Recently a young person found me in at my studio. That’s not so easy, as when I am in I am in creative sessions, and when I am out, I am not in. But here I was, listening to how her parents suggested the visit because she wants to be a photographer, even though they advised against it. I got the distinct impression that she had brilliant parents.

Photography can be a wonderful career for those who love technology and take pride in developing both artistic and technical skill. Those insensitive to the human spirit never feel the effects that an image has on its viewers the same way as those sensitive to artistic things can feel, and who therefore put feeling into what they do. But it does involve an interest in understanding technical things, being good with gear, and great with people. It involves an artistic spirit but requires a mind that is both artsy and strongly anchored in science.

Doing something that is different is not doing something better. On the other hand, those who don’t love technical considerations ultimately fail to adequately and competently control the technical, which is essential. Automation does not suffice. Images a machine can do on its own render you superfluous.

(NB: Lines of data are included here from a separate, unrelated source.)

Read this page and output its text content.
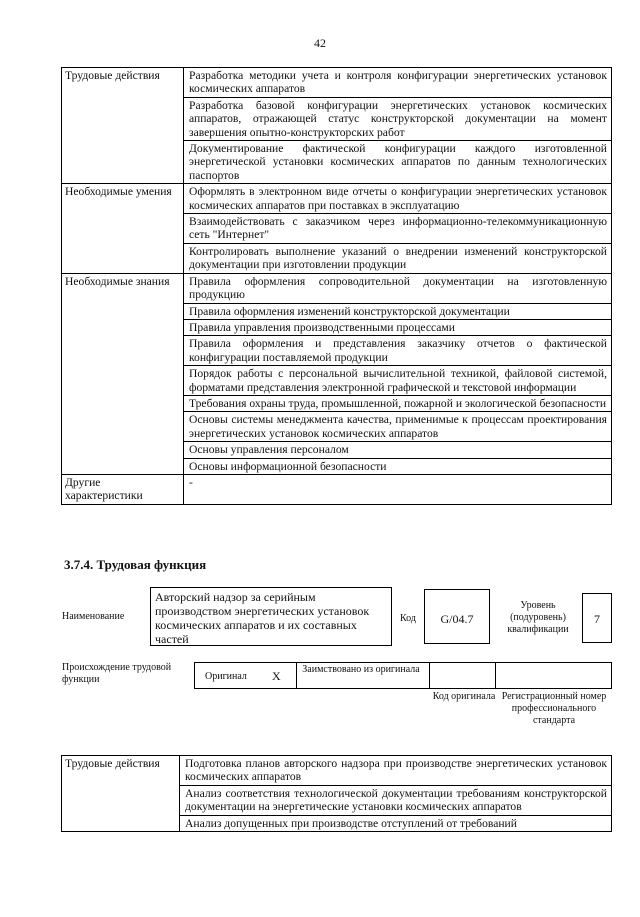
42
Трудовые действия	Разработка методики учета и контроля конфигурации энергетических установок космических аппаратов
	Разработка базовой конфигурации энергетических установок космических аппаратов, отражающей статус конструкторской документации на момент завершения опытно-конструкторских работ
	Документирование фактической конфигурации каждого изготовленной энергетической установки космических аппаратов по данным технологических паспортов
Необходимые умения	Оформлять в электронном виде отчеты о конфигурации энергетических установок космических аппаратов при поставках в эксплуатацию
	Взаимодействовать с заказчиком через информационно-телекоммуникационную сеть "Интернет"
	Контролировать выполнение указаний о внедрении изменений конструкторской документации при изготовлении продукции
Необходимые знания	Правила оформления сопроводительной документации на изготовленную продукцию
	Правила оформления изменений конструкторской документации
	Правила управления производственными процессами
	Правила оформления и представления заказчику отчетов о фактической конфигурации поставляемой продукции
	Порядок работы с персональной вычислительной техникой, файловой системой, форматами представления электронной графической и текстовой информации
	Требования охраны труда, промышленной, пожарной и экологической безопасности
	Основы системы менеджмента качества, применимые к процессам проектирования энергетических установок космических аппаратов
	Основы управления персоналом
	Основы информационной безопасности
Другие характеристики	-
3.7.4. Трудовая функция
Наименование
Авторский надзор за серийным производством энергетических установок космических аппаратов и их составных частей
Код	G/04.7
Уровень (подуровень) квалификации
7
Происхождение трудовой функции	Оригинал X Заимствовано из оригинала
Код оригинала Регистрационный номер профессионального стандарта
Трудовые действия	Подготовка планов авторского надзора при производстве энергетических установок космических аппаратов
Анализ соответствия технологической документации требованиям конструкторской документации на энергетические установки космических аппаратов
Анализ допущенных при производстве отступлений от требований
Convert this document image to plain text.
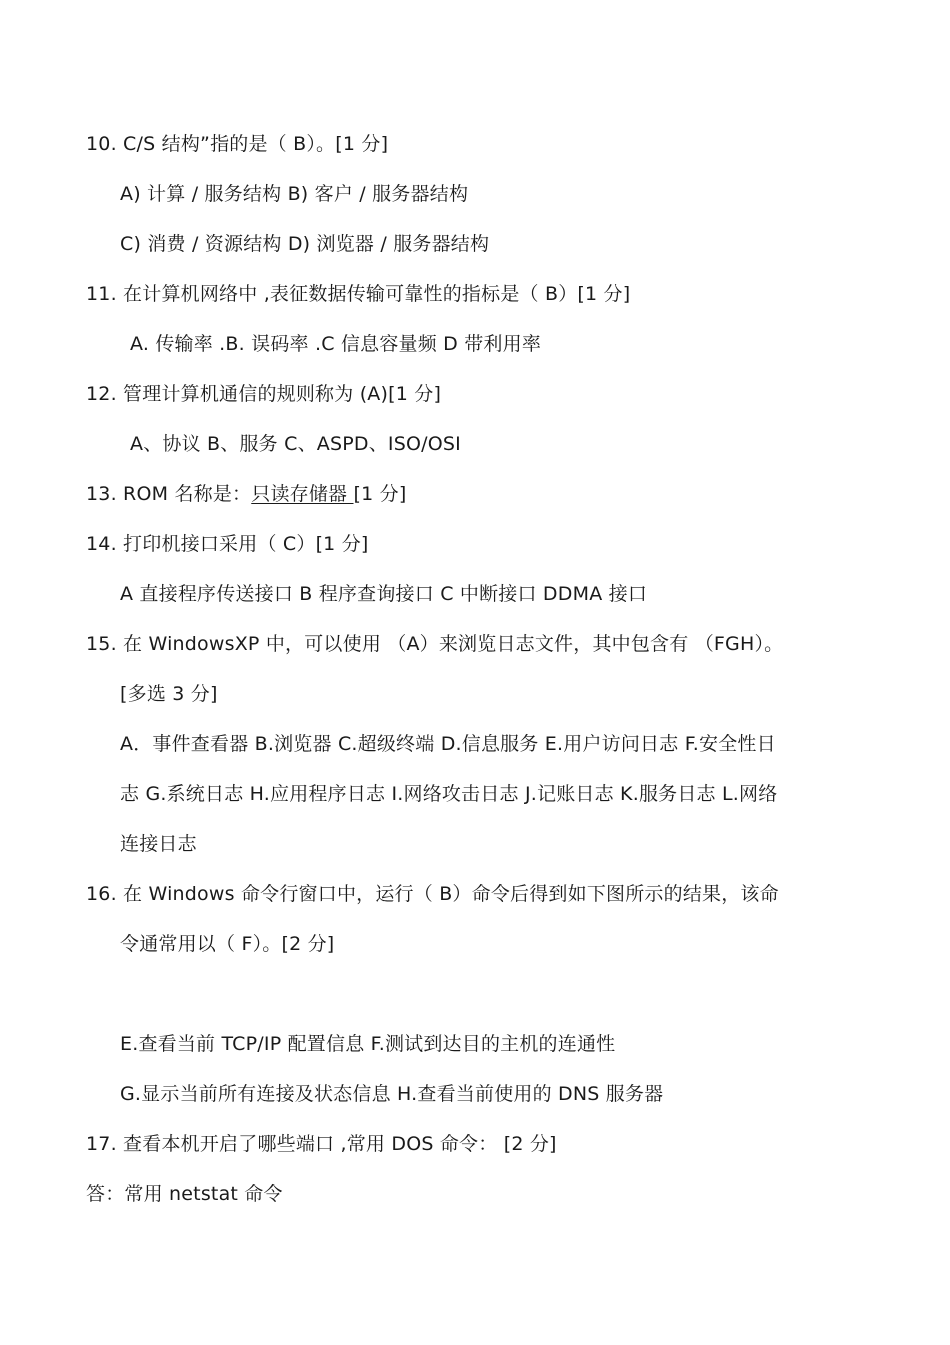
10. C/S 结构”指的是（ B）。[1 分]
A) 计算 / 服务结构 B) 客户 / 服务器结构
C) 消费 / 资源结构 D) 浏览器 / 服务器结构
11. 在计算机网络中 ,表征数据传输可靠性的指标是（ B）[1 分]
A. 传输率 .B. 误码率 .C 信息容量频 D 带利用率
12. 管理计算机通信的规则称为 (A)[1 分]
A、协议 B、服务 C、ASPD、ISO/OSI
13. ROM 名称是：只读存储器 [1 分]
14. 打印机接口采用（ C）[1 分]
A 直接程序传送接口 B 程序查询接口 C 中断接口 DDMA 接口
15. 在 WindowsXP 中，可以使用 （A）来浏览日志文件，其中包含有 （FGH）。
[多选 3 分]
A．事件查看器 B.浏览器 C.超级终端 D.信息服务 E.用户访问日志 F.安全性日
志 G.系统日志 H.应用程序日志 I.网络攻击日志 J.记账日志 K.服务日志 L.网络
连接日志
16. 在 Windows 命令行窗口中，运行（ B）命令后得到如下图所示的结果，该命
令通常用以（ F）。[2 分]
E.查看当前 TCP/IP 配置信息 F.测试到达目的主机的连通性
G.显示当前所有连接及状态信息 H.查看当前使用的 DNS 服务器
17. 查看本机开启了哪些端口 ,常用 DOS 命令： [2 分]
答：常用 netstat 命令
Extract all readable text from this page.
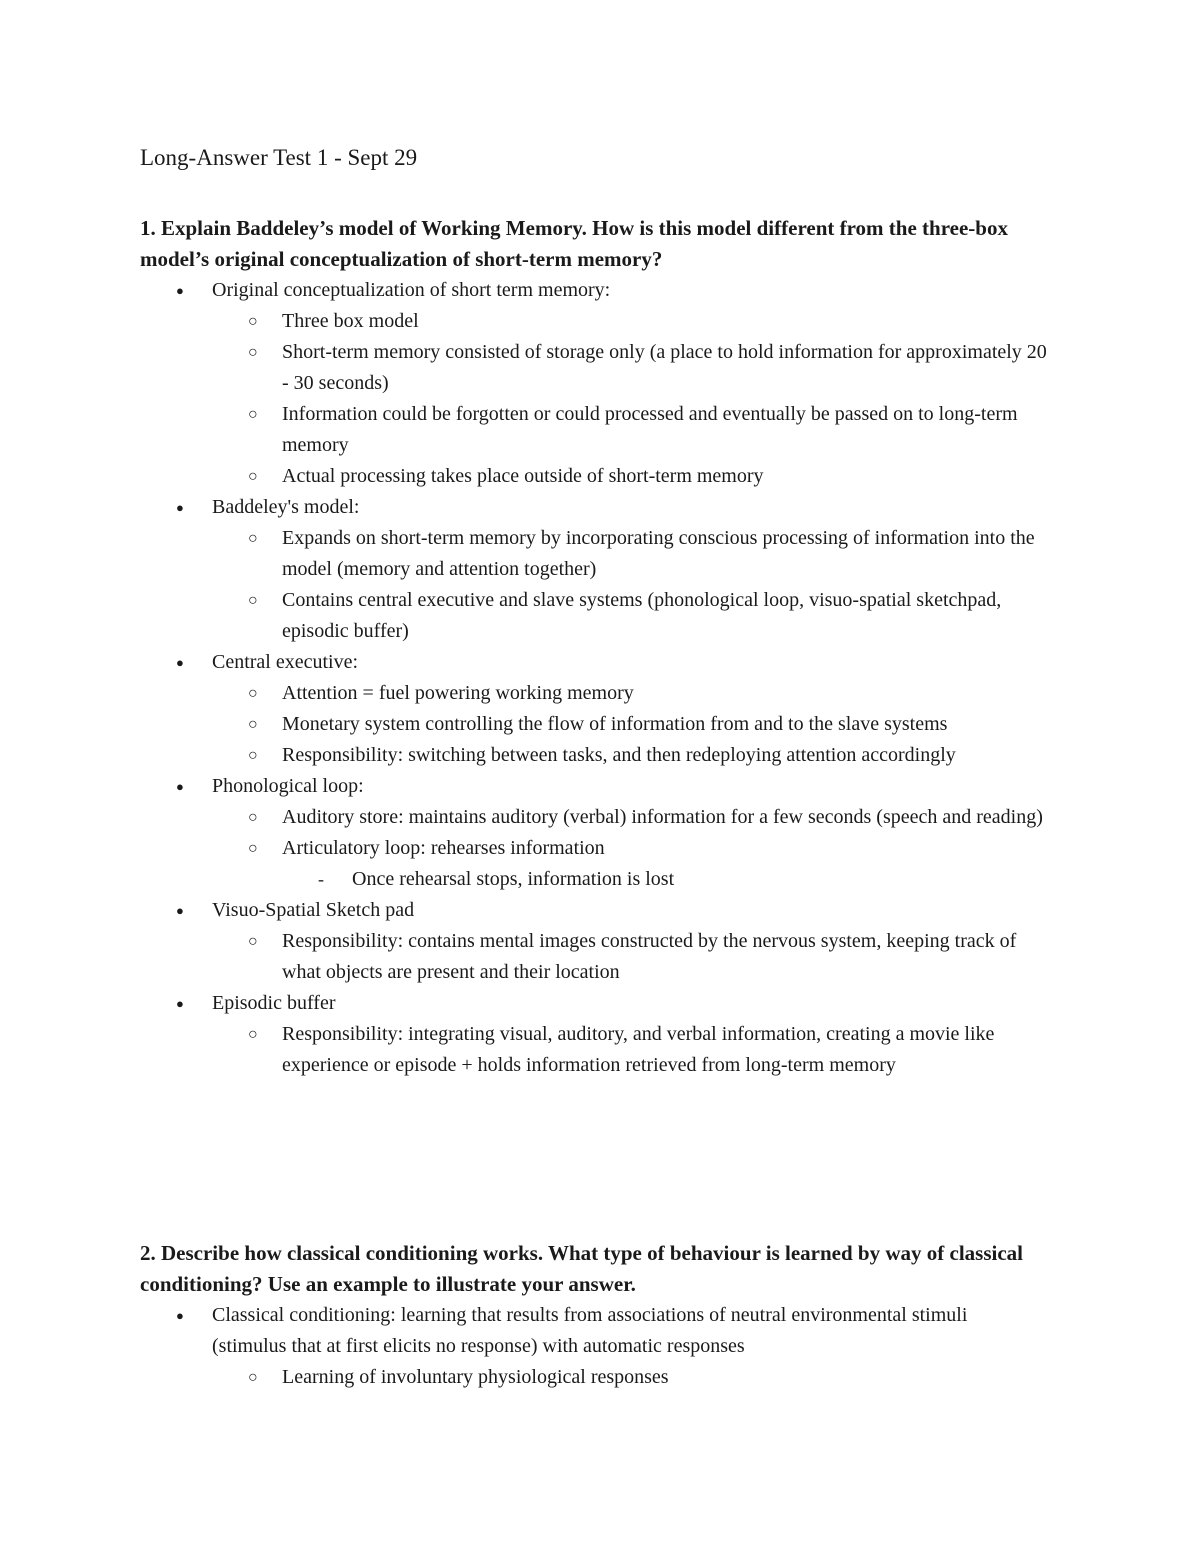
Long-Answer Test 1 - Sept 29
1. Explain Baddeley’s model of Working Memory. How is this model different from the three-box model’s original conceptualization of short-term memory?
● Original conceptualization of short term memory:
○ Three box model
○ Short-term memory consisted of storage only (a place to hold information for approximately 20 - 30 seconds)
○ Information could be forgotten or could processed and eventually be passed on to long-term memory
○ Actual processing takes place outside of short-term memory
● Baddeley's model:
○ Expands on short-term memory by incorporating conscious processing of information into the model (memory and attention together)
○ Contains central executive and slave systems (phonological loop, visuo-spatial sketchpad, episodic buffer)
● Central executive:
○ Attention = fuel powering working memory
○ Monetary system controlling the flow of information from and to the slave systems
○ Responsibility: switching between tasks, and then redeploying attention accordingly
● Phonological loop:
○ Auditory store: maintains auditory (verbal) information for a few seconds (speech and reading)
○ Articulatory loop: rehearses information
- Once rehearsal stops, information is lost
● Visuo-Spatial Sketch pad
○ Responsibility: contains mental images constructed by the nervous system, keeping track of what objects are present and their location
● Episodic buffer
○ Responsibility: integrating visual, auditory, and verbal information, creating a movie like experience or episode + holds information retrieved from long-term memory
2. Describe how classical conditioning works. What type of behaviour is learned by way of classical conditioning? Use an example to illustrate your answer.
● Classical conditioning: learning that results from associations of neutral environmental stimuli (stimulus that at first elicits no response) with automatic responses
○ Learning of involuntary physiological responses
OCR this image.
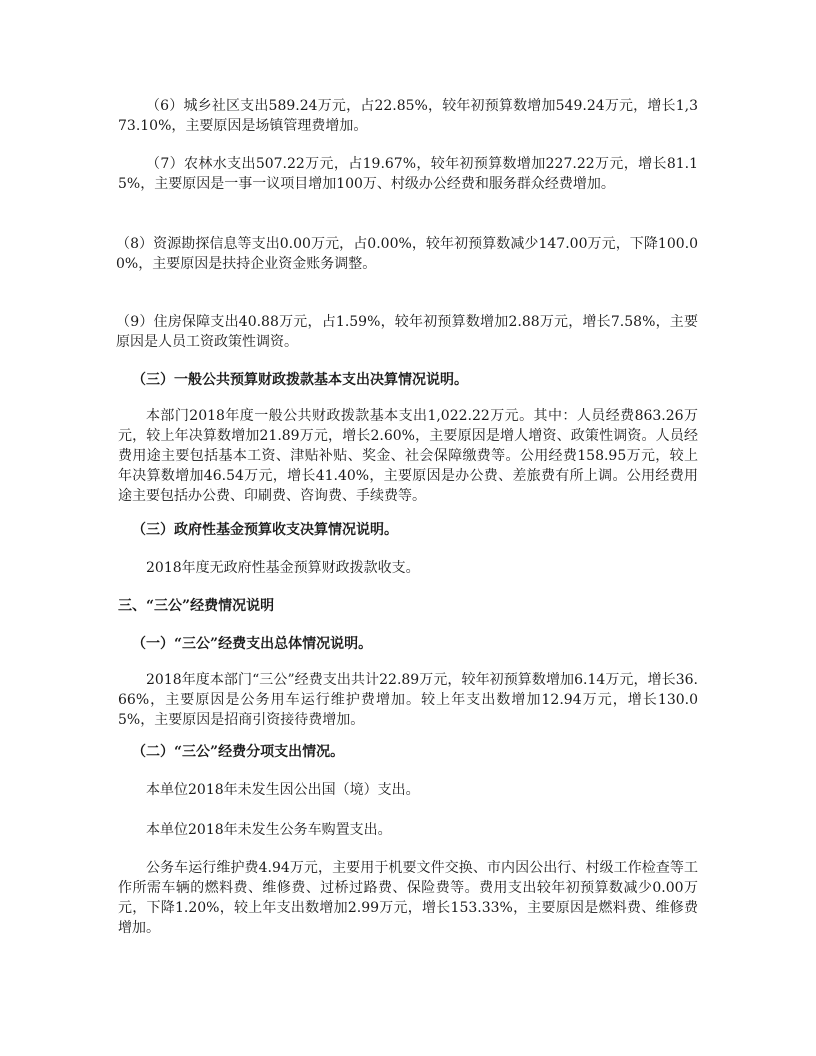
（6）城乡社区支出589.24万元，占22.85%，较年初预算数增加549.24万元，增长1,373.10%，主要原因是场镇管理费增加。

（7）农林水支出507.22万元，占19.67%，较年初预算数增加227.22万元，增长81.15%，主要原因是一事一议项目增加100万、村级办公经费和服务群众经费增加。

（8）资源勘探信息等支出0.00万元，占0.00%，较年初预算数减少147.00万元，下降100.00%，主要原因是扶持企业资金账务调整。

（9）住房保障支出40.88万元，占1.59%，较年初预算数增加2.88万元，增长7.58%，主要原因是人员工资政策性调资。

（三）一般公共预算财政拨款基本支出决算情况说明。

本部门2018年度一般公共财政拨款基本支出1,022.22万元。其中：人员经费863.26万元，较上年决算数增加21.89万元，增长2.60%，主要原因是增人增资、政策性调资。人员经费用途主要包括基本工资、津贴补贴、奖金、社会保障缴费等。公用经费158.95万元，较上年决算数增加46.54万元，增长41.40%，主要原因是办公费、差旅费有所上调。公用经费用途主要包括办公费、印刷费、咨询费、手续费等。

（三）政府性基金预算收支决算情况说明。

2018年度无政府性基金预算财政拨款收支。

三、“三公”经费情况说明

（一）“三公”经费支出总体情况说明。

2018年度本部门“三公”经费支出共计22.89万元，较年初预算数增加6.14万元，增长36.66%，主要原因是公务用车运行维护费增加。较上年支出数增加12.94万元，增长130.05%，主要原因是招商引资接待费增加。

（二）“三公”经费分项支出情况。

本单位2018年未发生因公出国（境）支出。

本单位2018年未发生公务车购置支出。

公务车运行维护费4.94万元，主要用于机要文件交换、市内因公出行、村级工作检查等工作所需车辆的燃料费、维修费、过桥过路费、保险费等。费用支出较年初预算数减少0.00万元，下降1.20%，较上年支出数增加2.99万元，增长153.33%，主要原因是燃料费、维修费增加。
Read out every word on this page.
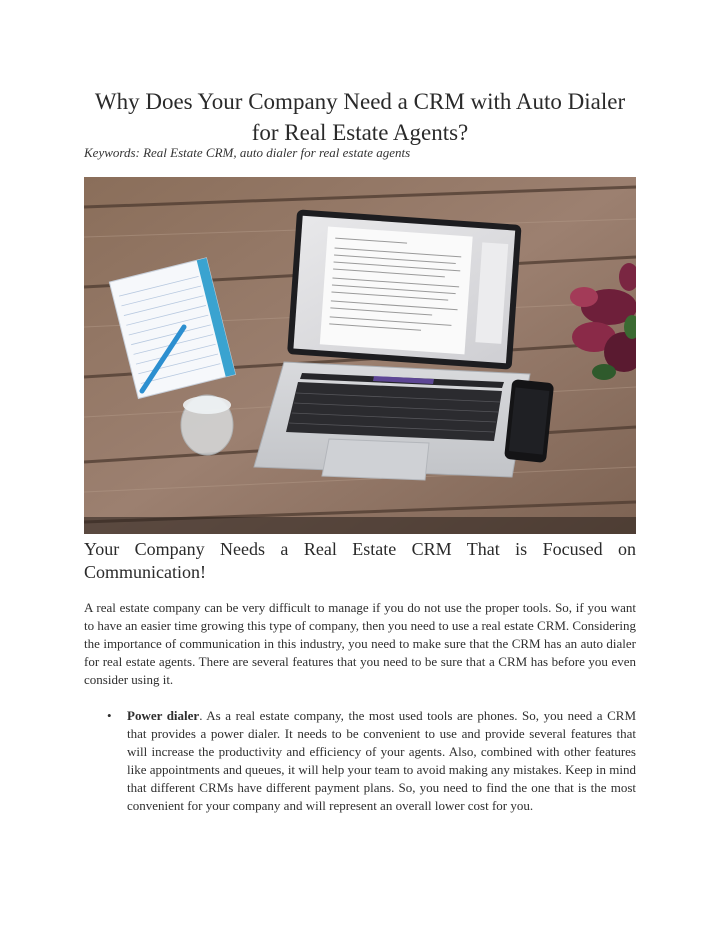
Why Does Your Company Need a CRM with Auto Dialer for Real Estate Agents?
Keywords: Real Estate CRM, auto dialer for real estate agents
Your Company Needs a Real Estate CRM That is Focused on Communication!
A real estate company can be very difficult to manage if you do not use the proper tools. So, if you want to have an easier time growing this type of company, then you need to use a real estate CRM. Considering the importance of communication in this industry, you need to make sure that the CRM has an auto dialer for real estate agents. There are several features that you need to be sure that a CRM has before you even consider using it.
• Power dialer. As a real estate company, the most used tools are phones. So, you need a CRM that provides a power dialer. It needs to be convenient to use and provide several features that will increase the productivity and efficiency of your agents. Also, combined with other features like appointments and queues, it will help your team to avoid making any mistakes. Keep in mind that different CRMs have different payment plans. So, you need to find the one that is the most convenient for your company and will represent an overall lower cost for you.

For those that want something special, you better be special!

This person tried to sell me on the idea that while she has a lot to learn and does not really know anything yet, that by being an intern with me, we will be helping each other. Yes, she could be learning a lot and possibly be of help to me.   But if what she will be doing is not important then she would not be learning much and will soon quit, just after I started counting on her to have a modicum of ability in a task. If I have low standards, she won’t learn what is important, and if I am strict, she will tell others I am difficult. If a task is important then it involves caring, concern and accuracy.